再生するかと構えてみるものの目の前の頭蓋骨を失った屍は身動きすらしない。鼻を鳴らして臭いを嗅いでも辺りには火で焼かれた血の臭いや、食いちぎられた肉の臭いはあるが生者の臭いは感じない。
「・・・・・・・・自殺つータイミングじゃねぇだろ」
人間状態なら赤毛の髪を掻いていただろう、しかし獣王形態なら溜息を漏らすことしか出来ない。
燃え盛る炎の質量を下げて地面に倒れている雄太に近づく。
「おい、生きてるか?」
「・・・・っ、・・・・がぼっ・・・・っ」
血を吐き出す雄太の傷口からは濁流のように血が流れつつけている。それは辺りの地面を血の湖のようにし、明らかに人間が持つ量を超えていた。

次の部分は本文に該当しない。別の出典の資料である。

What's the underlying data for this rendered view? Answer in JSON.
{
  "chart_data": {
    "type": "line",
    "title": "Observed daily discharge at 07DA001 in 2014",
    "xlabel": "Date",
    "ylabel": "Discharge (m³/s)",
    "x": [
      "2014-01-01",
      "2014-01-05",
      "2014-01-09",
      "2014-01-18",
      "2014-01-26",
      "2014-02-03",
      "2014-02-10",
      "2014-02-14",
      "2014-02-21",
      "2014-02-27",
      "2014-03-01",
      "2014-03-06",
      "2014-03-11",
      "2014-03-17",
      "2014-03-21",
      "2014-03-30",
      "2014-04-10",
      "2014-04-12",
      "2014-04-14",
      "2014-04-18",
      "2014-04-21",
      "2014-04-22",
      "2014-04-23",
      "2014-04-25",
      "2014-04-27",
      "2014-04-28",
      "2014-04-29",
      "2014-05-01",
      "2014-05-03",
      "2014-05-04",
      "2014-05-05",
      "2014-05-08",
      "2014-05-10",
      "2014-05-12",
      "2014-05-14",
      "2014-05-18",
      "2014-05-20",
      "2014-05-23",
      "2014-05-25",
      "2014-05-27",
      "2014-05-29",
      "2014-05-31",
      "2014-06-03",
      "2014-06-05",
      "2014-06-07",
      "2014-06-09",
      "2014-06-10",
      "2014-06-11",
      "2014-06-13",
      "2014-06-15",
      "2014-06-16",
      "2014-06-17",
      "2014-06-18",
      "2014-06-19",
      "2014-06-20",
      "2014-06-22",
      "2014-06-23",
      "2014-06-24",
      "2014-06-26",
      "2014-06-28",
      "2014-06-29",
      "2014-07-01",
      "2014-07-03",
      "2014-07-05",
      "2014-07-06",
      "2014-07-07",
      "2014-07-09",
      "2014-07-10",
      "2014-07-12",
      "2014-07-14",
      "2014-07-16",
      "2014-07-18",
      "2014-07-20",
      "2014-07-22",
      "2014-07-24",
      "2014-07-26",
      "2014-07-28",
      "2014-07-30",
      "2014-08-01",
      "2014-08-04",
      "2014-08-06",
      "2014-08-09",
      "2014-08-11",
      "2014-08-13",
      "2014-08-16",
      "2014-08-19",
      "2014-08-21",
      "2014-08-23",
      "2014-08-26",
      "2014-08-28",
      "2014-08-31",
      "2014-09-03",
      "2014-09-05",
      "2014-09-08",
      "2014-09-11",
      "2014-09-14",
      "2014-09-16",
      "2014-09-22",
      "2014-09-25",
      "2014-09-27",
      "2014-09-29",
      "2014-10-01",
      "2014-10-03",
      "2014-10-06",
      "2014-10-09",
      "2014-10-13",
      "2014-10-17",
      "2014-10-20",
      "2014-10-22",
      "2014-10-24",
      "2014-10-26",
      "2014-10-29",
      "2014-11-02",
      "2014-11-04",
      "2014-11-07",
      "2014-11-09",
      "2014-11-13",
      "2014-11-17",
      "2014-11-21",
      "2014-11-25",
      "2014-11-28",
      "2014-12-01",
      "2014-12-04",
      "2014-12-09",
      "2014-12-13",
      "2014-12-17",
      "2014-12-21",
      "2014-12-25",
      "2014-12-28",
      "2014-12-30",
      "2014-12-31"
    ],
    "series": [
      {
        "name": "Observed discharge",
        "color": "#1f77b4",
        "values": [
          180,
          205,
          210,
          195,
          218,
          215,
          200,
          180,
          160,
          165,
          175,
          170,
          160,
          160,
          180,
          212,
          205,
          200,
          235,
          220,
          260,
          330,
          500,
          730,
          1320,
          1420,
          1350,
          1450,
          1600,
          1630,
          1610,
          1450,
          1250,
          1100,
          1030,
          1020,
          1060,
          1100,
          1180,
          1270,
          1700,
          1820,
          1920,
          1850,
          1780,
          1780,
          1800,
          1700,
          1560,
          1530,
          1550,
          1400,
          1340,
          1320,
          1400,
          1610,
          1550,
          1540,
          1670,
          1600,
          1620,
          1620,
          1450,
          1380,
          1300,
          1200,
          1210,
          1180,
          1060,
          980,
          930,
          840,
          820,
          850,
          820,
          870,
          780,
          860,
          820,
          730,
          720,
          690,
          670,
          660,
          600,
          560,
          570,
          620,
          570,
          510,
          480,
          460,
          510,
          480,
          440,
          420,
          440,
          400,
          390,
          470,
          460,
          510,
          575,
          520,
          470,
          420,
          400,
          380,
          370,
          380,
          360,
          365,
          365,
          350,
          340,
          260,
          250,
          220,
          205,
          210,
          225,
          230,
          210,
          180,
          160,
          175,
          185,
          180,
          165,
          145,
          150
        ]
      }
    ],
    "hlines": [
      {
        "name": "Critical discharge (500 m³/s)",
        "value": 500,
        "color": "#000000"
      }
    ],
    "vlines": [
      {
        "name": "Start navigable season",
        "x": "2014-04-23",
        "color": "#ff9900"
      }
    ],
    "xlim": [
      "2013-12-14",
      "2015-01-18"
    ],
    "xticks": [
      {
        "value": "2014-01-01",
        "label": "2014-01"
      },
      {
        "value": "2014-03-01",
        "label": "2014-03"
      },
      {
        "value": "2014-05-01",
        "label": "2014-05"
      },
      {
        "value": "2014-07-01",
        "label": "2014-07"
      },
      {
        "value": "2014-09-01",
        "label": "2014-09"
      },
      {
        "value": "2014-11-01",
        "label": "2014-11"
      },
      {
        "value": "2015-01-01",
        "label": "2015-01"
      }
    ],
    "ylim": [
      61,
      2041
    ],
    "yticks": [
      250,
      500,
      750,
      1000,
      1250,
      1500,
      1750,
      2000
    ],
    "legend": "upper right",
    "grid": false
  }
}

「あー、傷口を治せないから無くした文を造血してるのか。無茶苦茶だな。このままじゃ傷口が治る前に力の限界か、この辺りがダムになるぞ」
骸の忠告を、しかし雄太は気付かない。いや気付けない。本来なら即死してもおかしくない傷を必死に治療してるため、他に感覚が向けられない。骸は僅かに諮詢した後、大きく息を吸い、そして炎は吐いた。
「ギィいああぎゃあああああああああああああああああああああああああああああああっ!」
雄太が悲鳴をあげて悶え苦しむ。心臓ごと胴体の半分以上を炭化させる炎、肉が焼け、血が蒸発し、溶けた骨が紅く染まる。骸の前脚が灰となった血肉を削る。
「よし治せ」
骸の冷酷な宣言に、憎悪まじりの雄太が力を発動させる。
その瞬間、まるでアサガオの観察ビデオを数千倍、数万倍にしたような速度で傷口から肉や骨が生え、見る見る間に半身を再生させた。
骸がやったのは医者が患者の悪粗の部分を切り取って再生を早めたことだ。ただやり方が無茶苦茶であることに変わりない。そのまま死んでもおかしくなかった。
「さて・・・・こいつはいいとして・・・・・」
骸が振り向き、地面に倒れている頭蓋骨無しの死体を見る。自殺した理由が一つも見あたらない。しかし、死体をそのままにしない方がいいだろう。
野生の感か、異形の本能か、骸の全身を見えない触手が縛り付けるように嫌な予感が這い寄り、嘗め回す。全身の熱量を再上昇させ、五本の焔尾全てを黄泉の死体へと振り下ろす。轟音と共に灼熱の炎が空へと駆け上る火柱を紡ぐ。